The tempo and choreography of the snow had not changed. I watched it slowly cover the hood of his car.

'Colonel Tucker,' I said, 'it is Christmas Eve and Sheriff Santa has allegedly just shot someone to death in Whitcomb Court. The media must be going crazy. What do you advise?'

'I will be up all night at headquarters. I will make sure your building is patrolled. Would you like an escort home?'

'I would imagine that Marino will give me a ride, but certainly I will call if I think an additional escort is necessary. You should be aware that this predicament is further complicated by the fact that Brown hates me, and now I will be an expert witness in his case.'

'If only all of us could be so lucky.'

'I do not feel lucky.'

'You're right.' He sighed. 'You shouldn't feel lucky, for luck has nothing to do with it.'

'My case is here,' I said as the ambulance pulled into the lot, lights and sirens silent, for there is no need to rush when transporting the dead.

'Merry Christmas, Chief Scarpetta,' Tucker said as I got out of his car.

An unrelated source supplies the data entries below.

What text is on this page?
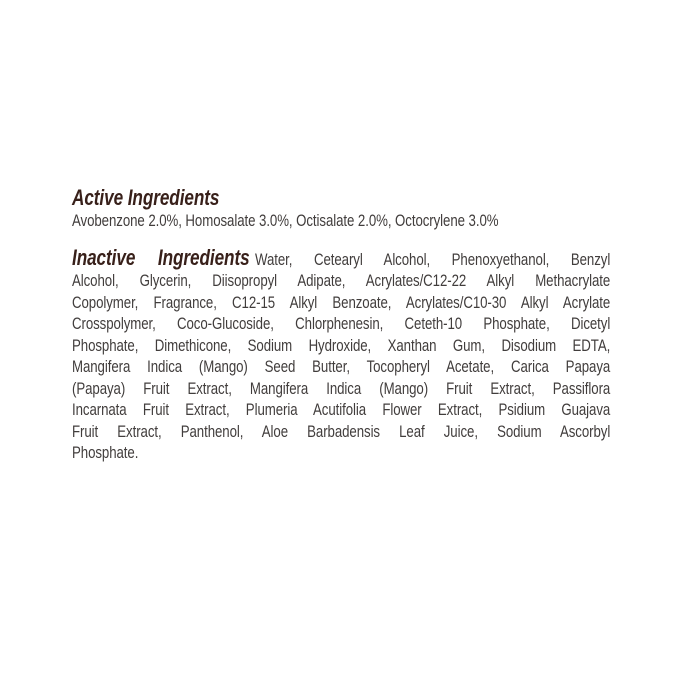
Active Ingredients
Avobenzone 2.0%, Homosalate 3.0%, Octisalate 2.0%, Octocrylene 3.0%
Inactive Ingredients Water, Cetearyl Alcohol, Phenoxyethanol, Benzyl
Alcohol, Glycerin, Diisopropyl Adipate, Acrylates/C12-22 Alkyl Methacrylate
Copolymer, Fragrance, C12-15 Alkyl Benzoate, Acrylates/C10-30 Alkyl Acrylate
Crosspolymer, Coco-Glucoside, Chlorphenesin, Ceteth-10 Phosphate, Dicetyl
Phosphate, Dimethicone, Sodium Hydroxide, Xanthan Gum, Disodium EDTA,
Mangifera Indica (Mango) Seed Butter, Tocopheryl Acetate, Carica Papaya
(Papaya) Fruit Extract, Mangifera Indica (Mango) Fruit Extract, Passiflora
Incarnata Fruit Extract, Plumeria Acutifolia Flower Extract, Psidium Guajava
Fruit Extract, Panthenol, Aloe Barbadensis Leaf Juice, Sodium Ascorbyl
Phosphate.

I entered through a side door and pressed a button on the wall. The bay door slowly screeched open, and the ambulance rumbled inside. Paramedics flung open the tailgate. They lifted the stretcher and wheeled the body up a ramp as I unlocked a door that led inside the morgue.

Fluorescent lighting, pale cinder block and floors gave the corridor an antiseptic ambience that was deceptive. Nothing was sterile in this place. By normal medical standards, nothing was even clean.

'Do you want him in the fridge?' one of the squad members said to me.